Он забросил два удилища и вдобавок донку. Покидал пригоршнями подкормку на воду.
– Постой… я и резинку замастырю.
– Что за резинка?
– Ты что, не знаешь? Гляди…
Стах глянул и буркнул: а, видел-видел…
Тоже – способ удить; на Удольском озере им с батей показал его один старичок-рыбак. Просто длинная верёвка с тяжёлым грузилом на конце. К грузилу крепится авиационная резинка и толстая леска, на которой – множество отводков с небольшими крючками. На каждый наживляешь комочек скатанного хлеба, конец лески приматываешь к ноге, а грузило забрасываешь как можно дальше. За ним уходят под воду и верёвка, и резинка с леской-отводками… Сел, подтянул леску, чтобы всем телом ощущать напряжение жизни там, в глубине, – и ждёшь. Она дрогнула, ты резко выматываешь её из воды. На отводках – целый улов: карась, второй, третий!.. Богатый метод – одним забросом целый садок наполнить. Батя удивился тогда, не знал этого способа; но перенимать не стал. «Не-е, – сказал, – на рыбу надо ходить один на один».
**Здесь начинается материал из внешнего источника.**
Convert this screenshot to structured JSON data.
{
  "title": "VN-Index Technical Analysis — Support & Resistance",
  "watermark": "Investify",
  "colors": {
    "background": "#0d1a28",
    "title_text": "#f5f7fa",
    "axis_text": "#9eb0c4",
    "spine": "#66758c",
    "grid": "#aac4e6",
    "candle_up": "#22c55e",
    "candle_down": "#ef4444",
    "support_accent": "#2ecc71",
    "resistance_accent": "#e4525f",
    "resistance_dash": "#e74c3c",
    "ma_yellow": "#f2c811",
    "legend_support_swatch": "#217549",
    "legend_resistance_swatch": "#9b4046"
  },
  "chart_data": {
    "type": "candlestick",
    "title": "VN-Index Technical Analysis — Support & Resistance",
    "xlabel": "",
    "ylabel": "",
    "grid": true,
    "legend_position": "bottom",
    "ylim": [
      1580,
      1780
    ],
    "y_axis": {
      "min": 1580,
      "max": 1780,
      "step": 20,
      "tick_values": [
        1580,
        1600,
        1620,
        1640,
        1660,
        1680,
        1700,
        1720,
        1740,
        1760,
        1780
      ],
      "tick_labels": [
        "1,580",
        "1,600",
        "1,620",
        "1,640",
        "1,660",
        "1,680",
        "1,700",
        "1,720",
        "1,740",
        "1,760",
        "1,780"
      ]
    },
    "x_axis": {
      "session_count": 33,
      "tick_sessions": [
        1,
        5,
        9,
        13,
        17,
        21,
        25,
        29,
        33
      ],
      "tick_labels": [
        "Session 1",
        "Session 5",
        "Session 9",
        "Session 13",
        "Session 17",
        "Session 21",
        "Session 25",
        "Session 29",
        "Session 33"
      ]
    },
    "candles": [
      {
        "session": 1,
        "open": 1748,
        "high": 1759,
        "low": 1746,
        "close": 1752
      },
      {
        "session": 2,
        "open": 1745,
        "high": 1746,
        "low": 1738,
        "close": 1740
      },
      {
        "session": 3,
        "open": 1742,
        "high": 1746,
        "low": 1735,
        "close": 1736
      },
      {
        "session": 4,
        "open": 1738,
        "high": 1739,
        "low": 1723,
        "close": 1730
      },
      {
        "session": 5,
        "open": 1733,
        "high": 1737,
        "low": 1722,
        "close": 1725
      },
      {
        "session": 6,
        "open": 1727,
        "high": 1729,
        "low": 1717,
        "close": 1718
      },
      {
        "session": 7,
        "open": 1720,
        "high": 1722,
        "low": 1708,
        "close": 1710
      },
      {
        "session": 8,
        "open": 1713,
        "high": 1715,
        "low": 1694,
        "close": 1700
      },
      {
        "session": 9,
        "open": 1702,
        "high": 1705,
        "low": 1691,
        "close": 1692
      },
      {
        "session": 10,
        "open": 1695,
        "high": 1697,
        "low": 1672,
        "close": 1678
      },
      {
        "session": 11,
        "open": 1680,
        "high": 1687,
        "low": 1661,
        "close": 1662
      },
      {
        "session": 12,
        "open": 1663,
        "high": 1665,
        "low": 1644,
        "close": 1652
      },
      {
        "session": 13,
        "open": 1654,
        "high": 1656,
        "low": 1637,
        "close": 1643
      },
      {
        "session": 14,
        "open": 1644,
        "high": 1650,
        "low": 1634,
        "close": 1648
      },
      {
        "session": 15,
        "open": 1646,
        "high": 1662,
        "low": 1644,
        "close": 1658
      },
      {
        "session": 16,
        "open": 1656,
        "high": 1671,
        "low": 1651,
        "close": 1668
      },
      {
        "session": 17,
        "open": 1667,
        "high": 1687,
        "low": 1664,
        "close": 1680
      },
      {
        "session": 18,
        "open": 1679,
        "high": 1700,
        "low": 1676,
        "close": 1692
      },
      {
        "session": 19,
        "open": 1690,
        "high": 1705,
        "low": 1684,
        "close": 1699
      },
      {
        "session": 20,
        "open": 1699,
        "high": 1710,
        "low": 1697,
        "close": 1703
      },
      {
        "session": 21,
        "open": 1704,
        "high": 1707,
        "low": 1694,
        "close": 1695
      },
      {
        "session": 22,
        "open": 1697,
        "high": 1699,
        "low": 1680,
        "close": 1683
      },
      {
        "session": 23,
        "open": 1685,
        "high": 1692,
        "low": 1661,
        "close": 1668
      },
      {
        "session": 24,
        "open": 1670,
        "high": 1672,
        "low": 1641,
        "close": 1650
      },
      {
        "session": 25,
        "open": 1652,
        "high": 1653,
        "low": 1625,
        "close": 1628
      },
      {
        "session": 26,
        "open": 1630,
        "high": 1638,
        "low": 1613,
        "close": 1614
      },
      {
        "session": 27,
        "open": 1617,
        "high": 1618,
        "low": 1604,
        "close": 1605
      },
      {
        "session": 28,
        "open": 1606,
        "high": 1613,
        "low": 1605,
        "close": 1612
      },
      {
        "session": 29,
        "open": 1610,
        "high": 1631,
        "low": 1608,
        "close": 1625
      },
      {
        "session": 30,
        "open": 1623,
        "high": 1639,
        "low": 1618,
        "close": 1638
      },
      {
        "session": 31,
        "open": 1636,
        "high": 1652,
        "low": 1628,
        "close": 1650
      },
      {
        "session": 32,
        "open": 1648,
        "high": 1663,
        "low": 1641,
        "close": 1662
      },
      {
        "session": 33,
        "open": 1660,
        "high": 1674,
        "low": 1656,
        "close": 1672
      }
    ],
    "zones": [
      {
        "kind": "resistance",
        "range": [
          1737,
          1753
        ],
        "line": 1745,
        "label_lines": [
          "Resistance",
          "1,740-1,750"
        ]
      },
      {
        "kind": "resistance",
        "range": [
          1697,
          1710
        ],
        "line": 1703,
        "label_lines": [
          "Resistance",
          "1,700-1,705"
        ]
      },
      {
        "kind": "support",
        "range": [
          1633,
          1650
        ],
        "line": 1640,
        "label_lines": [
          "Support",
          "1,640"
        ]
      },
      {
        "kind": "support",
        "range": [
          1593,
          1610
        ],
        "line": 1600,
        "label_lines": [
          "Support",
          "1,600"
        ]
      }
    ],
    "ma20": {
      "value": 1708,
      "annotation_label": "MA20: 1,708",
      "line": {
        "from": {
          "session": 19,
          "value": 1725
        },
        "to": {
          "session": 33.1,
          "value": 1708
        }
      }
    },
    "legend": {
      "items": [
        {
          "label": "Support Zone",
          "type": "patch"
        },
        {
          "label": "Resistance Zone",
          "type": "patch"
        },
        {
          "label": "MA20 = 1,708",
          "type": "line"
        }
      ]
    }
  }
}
Если вдуматься, батя был странный рыбак. Однажды на озере они поймали сома – маленького, ребятёнка. Сташек сразу его полюбил, такого славного, лобастого и уже усатенького! И всё волновался – довезут ли до дому, и где его растить, и вырастет ли тот до размеров кита? Уже и назвал его: Сомёнок Сёма. Домой его привезли в целлофановом пакете с водой, показали всем – целая делегация соседских пацанов и девчонок желала посмотреть на будущего кита. Сёма лежал в тазу до вечера, шевелил хвостом и усами и – Сташек уверял – уже чуть-чуточки вырос.
А потом… батя уговорил сына сходить на ближний пруд, выпустить Сёму.
– А как же я с ним видеться буду?! – горестно восклицал Сташек. – Он ещё имя своё не успел выучить… Я его буду звать-звать, а он – что?
– Он тебя по голосу узнает и выплывет, – успокоил батя. Лицо его было абсолютно серьёзным.
Стах подстелил куртку на росную траву, сел и уставился на противоположный берег.
Ночь истончалась… Дырявый туман над водой цвета оружейной стали прямо на глазах менял оттенки от опалового до бледно-пепельного; в прорехи его задувал свежий ветерок, сгоняя влажные охвостья тумана к тёмным краям выпуклого озера, и вскоре чистота этой глади стала совершенна и бестрепетна. Солнце ещё не показалось, но верхушки сосен на том берегу уже приобрели застывшую чёткость гравюры, лишь высверки птичьих голосов
Цагар метался от своих удочек к удочке Стаха, ругаясь как чёрт – тут тебе театр или что? Какого рожна запросился на рыбалку, если рыба тебя не колышет?!
Он уже выловил трёх ершей, пяток небольших окуньков, двух подлещиков, густеру и целую команду карасей.
А Стах всё сидел, околдованный блеском озера и неукротимой синевой, которой стремительно наливалось небо – почти до сливового оттенка. Сосны густым чёрным гребнем вонзались в лиловый горизонт, вычёсывая из него крохотные облачка.
– Чувак, – окликнул его Цагар, умиротворённый уловом. – А ты знал, что слово «чувак» – цыганское слово?
– Да ладно тебе…
– Ага. И «стырить» – тоже. И «хавать». И все слова, которыми прям чешут музыканты в кабаках, – все цыганские. «Лабать», например… от нашего слова «тэ дилабас» – значит, «исполнить».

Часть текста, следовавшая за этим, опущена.